- Box art by Cliff Spohn
- Developer: Atari, Inc.
- Publishers: Atari, Inc.
- Designer: Larry Kaplan
- Programmer: Larry Kaplan
- Platform: Atari 2600
- Release: January 26, 1979;
- Genre: Sports (bowling)
- Modes: Single-player, multiplayer

= Bowling (1979 video game) =

1979 video game

Bowling is a 1979 sports video game developed and published by Atari, Inc. for the Atari 2600. (Note: The Atari VCS became known as the Atari 2600 only after the release of the Atari 5200 in 1982.) It is a simulation of tenpin bowling and sees the player attempting to knock down as many pins as possible with a ball in order to acquire a high score. There are six game modes that can selected from that influence the ball's movement and if a second player can participate for competitive multiplayer.

==Gameplay==

A bowler rolling their ball down the lane towards two remaining pins. The player's score, as well as current game variation, is shown at the top of the screen.

Bowling is a sports video game that simulates tenpin bowling. The player controls a bowler on the left end of a horizontal lane and is tasked with getting a high score by the end of ten turns. At the start of each turn, the player is given two tries to hit as many of the ten bowling pins positioned on the lane as possible with their ball. The player's bowler can be moved up and down the lane to aim their ball's shot before releasing it at the pins. Each pin gives one point when hit, however knocking down all of them in one try awards the player a "strike" while hitting every pin in two tries gives a "spare". The player's final score is determined by how many points, strikes, and spares are earned, with the maximum score possible being 300 points.

There are a total of six game modes that impact how much the player can change their ball's trajectory once thrown as well as how many people can play. The first mode makes the ball movable in one direction after being thrown, the third allows it to go up and down after shooting, and the fifth doesn't allow the player to make any further adjustments. The rest of the modes are the same as those previously mentioned but allow two players to compete against one another, with each player being able to individually pick between the three ball movement options.

==Development==
Bowling was designed by Larry Kaplan. It was his final game for Atari, Inc. before leaving the company.
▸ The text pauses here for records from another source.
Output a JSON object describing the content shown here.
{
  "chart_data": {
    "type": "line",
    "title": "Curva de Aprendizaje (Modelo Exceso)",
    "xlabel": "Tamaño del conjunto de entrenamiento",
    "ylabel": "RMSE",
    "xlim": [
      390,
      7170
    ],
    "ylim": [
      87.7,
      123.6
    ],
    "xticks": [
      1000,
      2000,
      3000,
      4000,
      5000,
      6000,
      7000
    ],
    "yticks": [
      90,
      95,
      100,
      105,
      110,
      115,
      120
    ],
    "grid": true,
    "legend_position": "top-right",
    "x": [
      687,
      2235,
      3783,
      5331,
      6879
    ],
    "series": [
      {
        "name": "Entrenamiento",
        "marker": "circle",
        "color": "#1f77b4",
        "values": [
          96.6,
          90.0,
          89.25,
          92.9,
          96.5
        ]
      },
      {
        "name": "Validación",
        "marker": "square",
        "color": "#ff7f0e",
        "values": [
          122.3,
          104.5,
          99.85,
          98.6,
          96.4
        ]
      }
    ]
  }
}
Prior to the release of Bowling other games based around the sport of Bowling were released for home consoles such as Bowling (1978) for Fairchild Channel F (1978), Bowling/Basketball (1978) for Magnavox Odyssey 2 and APF's Bowling (1978). While the Fairchild Channel F game allowed the players to curve the ball, Kaplan's game allowed the players to not just influence the trajectory of the ball, but also position and control the on-screen figure of a bowler who swung their arm and launched the ball down the lane.

==Release and reception==
Bowling was released on January 26, 1979 for the Atari VCS. It was re-released in various compilation formats, such as the Atari 80 in One for Windows in 2003 and the Atari Anthology for PlayStation 2 and Xbox in 2004. It was included in portable gaming compilations such as the Atari Greatest Hits for Nintendo DS and iOS-based devices. Bowling was added to the Atari 50 (2022) compilation release in 2023.

Bowling was reviewed by Video magazine in its "Arcade Alley" column where it was praised as "an enjoyable version of a sport that is perfectly suited to the video arcade format". The reviewers singled out the graphics (including the automatic frame-by-frame scoring and "deft" character animation) as "one of the game's best points". In Creative Computing, David H. Ahl complimented Bowling saying the sound effects made it a lively game. In his book The Complete Guide to Electronic Games (1981), Howard J. Blumenthal said the games control was a little awkward and that it lacked the "real feel" of the sport, while concluding that "despite all flaws, it's fun to play, over and over again."